Stolz

Alrich hatte seine Kammer in Schlucht ordentlich hinterlassen. Auf dem Bett liegt der Wappenrock der Garde von Minas Faer, sauber zusammengelegt. Darauf liegt ein alter Federhut. Daneben finden sich ein gefalteter Brief, ebenso wie eine kurze Notiz: „Nach Ablauf meiner Frist von sieben Tagen bitte ich darum, diesen Brief und meine Habe an den Fürsten von Minas Faer zu überreichen“

Der Brief ist verhältnismäßig knapp gehalten (könnte ihn jemand anders als der Empfänger denn lesen) und wurde offenbar mit einiger Sorgfalt geschrieben.
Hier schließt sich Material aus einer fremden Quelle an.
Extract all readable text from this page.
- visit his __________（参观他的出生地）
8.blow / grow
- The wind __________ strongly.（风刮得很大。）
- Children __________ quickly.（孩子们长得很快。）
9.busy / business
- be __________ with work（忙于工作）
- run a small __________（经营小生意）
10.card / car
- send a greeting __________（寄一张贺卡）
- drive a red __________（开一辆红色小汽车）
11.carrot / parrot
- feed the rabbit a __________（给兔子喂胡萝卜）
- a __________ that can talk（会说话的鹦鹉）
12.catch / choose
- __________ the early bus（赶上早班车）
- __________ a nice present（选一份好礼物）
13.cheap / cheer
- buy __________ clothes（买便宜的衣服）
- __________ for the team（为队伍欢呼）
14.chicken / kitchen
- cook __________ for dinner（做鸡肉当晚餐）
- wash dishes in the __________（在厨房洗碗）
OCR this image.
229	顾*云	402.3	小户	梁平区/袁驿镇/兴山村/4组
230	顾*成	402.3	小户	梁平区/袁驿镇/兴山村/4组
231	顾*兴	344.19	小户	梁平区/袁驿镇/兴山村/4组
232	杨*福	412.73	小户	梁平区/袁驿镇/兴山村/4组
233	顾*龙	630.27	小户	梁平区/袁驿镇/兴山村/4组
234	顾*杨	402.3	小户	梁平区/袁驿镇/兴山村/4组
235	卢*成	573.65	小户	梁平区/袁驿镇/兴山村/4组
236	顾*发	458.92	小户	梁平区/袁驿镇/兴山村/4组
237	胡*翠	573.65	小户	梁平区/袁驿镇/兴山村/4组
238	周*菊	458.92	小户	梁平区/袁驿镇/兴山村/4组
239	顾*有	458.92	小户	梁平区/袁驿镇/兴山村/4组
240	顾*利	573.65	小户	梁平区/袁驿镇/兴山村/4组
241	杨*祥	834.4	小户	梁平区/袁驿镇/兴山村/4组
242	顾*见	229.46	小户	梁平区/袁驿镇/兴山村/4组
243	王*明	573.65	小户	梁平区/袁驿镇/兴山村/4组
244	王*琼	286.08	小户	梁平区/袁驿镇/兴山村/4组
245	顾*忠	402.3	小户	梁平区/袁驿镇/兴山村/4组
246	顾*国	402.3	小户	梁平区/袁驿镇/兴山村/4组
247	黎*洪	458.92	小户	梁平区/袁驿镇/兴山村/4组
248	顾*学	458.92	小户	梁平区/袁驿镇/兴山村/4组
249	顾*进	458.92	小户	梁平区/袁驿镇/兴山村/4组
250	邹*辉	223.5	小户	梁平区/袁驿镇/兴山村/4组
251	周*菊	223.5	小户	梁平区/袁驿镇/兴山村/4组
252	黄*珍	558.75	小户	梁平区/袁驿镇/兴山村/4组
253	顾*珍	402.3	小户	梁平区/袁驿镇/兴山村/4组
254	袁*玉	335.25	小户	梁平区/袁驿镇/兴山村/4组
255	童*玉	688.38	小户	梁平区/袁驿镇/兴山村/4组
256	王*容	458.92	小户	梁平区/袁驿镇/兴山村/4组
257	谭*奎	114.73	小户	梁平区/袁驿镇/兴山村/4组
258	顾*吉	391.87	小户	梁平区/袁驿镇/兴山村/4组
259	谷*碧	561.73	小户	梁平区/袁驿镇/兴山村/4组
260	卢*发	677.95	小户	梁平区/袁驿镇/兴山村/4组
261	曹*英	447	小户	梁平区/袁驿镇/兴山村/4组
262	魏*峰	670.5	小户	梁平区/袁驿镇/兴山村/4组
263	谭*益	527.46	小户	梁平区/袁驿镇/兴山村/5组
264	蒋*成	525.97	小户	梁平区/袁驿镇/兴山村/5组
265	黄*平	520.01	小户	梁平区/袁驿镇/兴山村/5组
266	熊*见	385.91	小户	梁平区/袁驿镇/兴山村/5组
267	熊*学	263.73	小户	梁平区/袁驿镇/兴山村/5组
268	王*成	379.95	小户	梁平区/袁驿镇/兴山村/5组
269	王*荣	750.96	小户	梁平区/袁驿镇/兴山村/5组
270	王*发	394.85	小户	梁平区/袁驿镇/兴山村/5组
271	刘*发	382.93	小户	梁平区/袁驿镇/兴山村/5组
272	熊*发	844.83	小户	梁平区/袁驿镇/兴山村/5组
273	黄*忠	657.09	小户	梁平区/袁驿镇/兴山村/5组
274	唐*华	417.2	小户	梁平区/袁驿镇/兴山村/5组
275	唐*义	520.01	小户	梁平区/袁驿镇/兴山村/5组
Herrn Alejandro Salas, Fürst zu Minas Faer
Alejandro,
was immer mit mir geschah, wenn du diese Zeilen liest, möchte ich Dir dieses mit auf dem Weg geben. Ich habe großes Unrecht an dir getan in jenen Tagen, als wir Perro und Burro kannten. Ich bin nach wie vor nicht stolz darauf.

Stolz aber bin ich auf das was folgte. Du hast an mich gelaubt, und mir Gelegenheit gegeben, meinen Frieden zu machen. Ich hätte dir meinen Dank gerne persönlich ausgesprochen, aber wir beide wissen, dass ich einen jungen Fürsten habe, der nicht alles hören sollte, was alte Männer von sich geben.
Ich habe wenig, was ich Dir geben könnte, außer zuviele Ratschläge. Den Waffenrock der Garde habe ich gern getragen. Sag das dem jungen Hauptmann ruhig, und nimm das Lachen in Kauf. Ich hoffe, man überbringt Dir auch Deinen alten Hut, er war mir immer zu groß, aber er hat mich daran erinnert, wo ich eine Heimat habe.

Zuviel Rat, das habe ich versprochen: Sei Deiner Familie der Mann, den sie braucht. Sei Deinem Haus der Fürst, den es braucht und vergiss dabei nicht, Alejandro zu sein, mein Junge. Und verzeih mir (wenn du kannst) meinen Starrsinn, der mich dahin brachte wo immer ich jetzt auch bin.

Nach all den Jahren habe ich Stolz empfunden. Seht mir also die vertraute Anrede nach, oder schreibt sie meinen sentimentalen Gedanken zu. Da ich nunmal nicht bin, der ich Euch gern gewesen wäre, empfinde ich Stolz, meinem Herrn, Fürst Alejandro Salas zu Minas Faer gedient zu haben. Haltet mich in guter Erinnerung, wenn ihr könnt.